Event-aware SWAT+ calibration for stormflows with monthly nutrient data in the Qingjiang River Basin
摘要
Storm-driven nonpoint-source (NPS) export in steep mountain basins is highly sensitive to runoff peaks, yet nutrient monitoring is typically monthly, limiting event-scale calibration. This study proposes an event-aware SWAT+ calibration framework for the Qingjiang River Basin (China) by coupling Hippopotamus Optimization (HO) with SUFI-2 uncertainty fitting. The objective retains monthly Nash–Sutcliffe efficiency (NSE) for discharge and nutrients and adds an event regularization term computed from daily discharge within objectively delineated runoff events (peak magnitude, time-to-peak, and recession slope).
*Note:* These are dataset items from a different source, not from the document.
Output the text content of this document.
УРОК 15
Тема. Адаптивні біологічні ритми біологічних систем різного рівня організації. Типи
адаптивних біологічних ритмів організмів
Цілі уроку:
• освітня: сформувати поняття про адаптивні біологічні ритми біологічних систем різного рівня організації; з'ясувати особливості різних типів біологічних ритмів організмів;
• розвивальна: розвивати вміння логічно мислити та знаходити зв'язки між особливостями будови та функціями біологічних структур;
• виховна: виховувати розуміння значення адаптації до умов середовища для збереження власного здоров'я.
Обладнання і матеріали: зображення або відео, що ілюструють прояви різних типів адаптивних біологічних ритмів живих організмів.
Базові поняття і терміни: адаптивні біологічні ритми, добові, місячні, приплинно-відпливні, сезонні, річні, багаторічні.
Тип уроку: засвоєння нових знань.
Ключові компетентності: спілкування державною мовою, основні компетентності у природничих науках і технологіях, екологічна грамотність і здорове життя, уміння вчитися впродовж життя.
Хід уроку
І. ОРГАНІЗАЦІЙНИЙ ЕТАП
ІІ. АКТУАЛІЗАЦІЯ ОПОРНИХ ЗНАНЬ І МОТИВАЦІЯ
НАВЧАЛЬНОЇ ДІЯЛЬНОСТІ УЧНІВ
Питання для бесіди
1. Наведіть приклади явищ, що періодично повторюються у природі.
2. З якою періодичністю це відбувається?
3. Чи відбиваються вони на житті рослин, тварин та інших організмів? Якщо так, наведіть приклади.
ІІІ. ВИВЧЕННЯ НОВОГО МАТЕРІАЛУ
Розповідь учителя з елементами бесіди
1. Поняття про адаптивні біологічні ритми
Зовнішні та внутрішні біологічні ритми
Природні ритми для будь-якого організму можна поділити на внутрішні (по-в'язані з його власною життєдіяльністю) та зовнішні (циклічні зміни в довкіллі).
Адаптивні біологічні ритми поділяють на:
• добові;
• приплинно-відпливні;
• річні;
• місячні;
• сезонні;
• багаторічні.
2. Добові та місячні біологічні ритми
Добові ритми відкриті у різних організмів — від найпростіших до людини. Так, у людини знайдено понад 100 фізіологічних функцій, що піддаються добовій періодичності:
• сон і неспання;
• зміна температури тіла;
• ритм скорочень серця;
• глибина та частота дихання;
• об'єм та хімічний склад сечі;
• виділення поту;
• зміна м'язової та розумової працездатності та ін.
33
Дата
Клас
Using 2008–2018 for split-sample calibration/validation and 2020–2024 for an out-of-sample test without parameter retuning, HO-SUFI-2 improves monthly discharge NSE from 0.72 to 0.79 (calibration) and from 0.70 to 0.73 (validation) while tightening uncertainty (P-factor 83%→87%; R-factor 1.21→1.09). Peak constraints reduce median relative peak-magnitude error from 0.104 to 0.069 at Gaobazhou and from 0.114 to 0.069 at Changyang, and tighten peak-timing dispersion (|TPK| IQR 2→1 days at Gaobazhou; median |TPK| 1→0 day at Changyang), without degrading monthly nutrient skill (TP NSE 0.70→0.73). In 2020–2024, monthly discharge NSE remains 0.62–0.67 and TN/TP NSE ≥ 0.42 at both stations; remaining biases may reflect post-2020 management and reservoir operations not explicitly represented. The framework provides a practical way to constrain storm hydrograph dynamics under data limitations and to report uncertainty-aware diagnostics for storm-period risk screening in mountainous basins.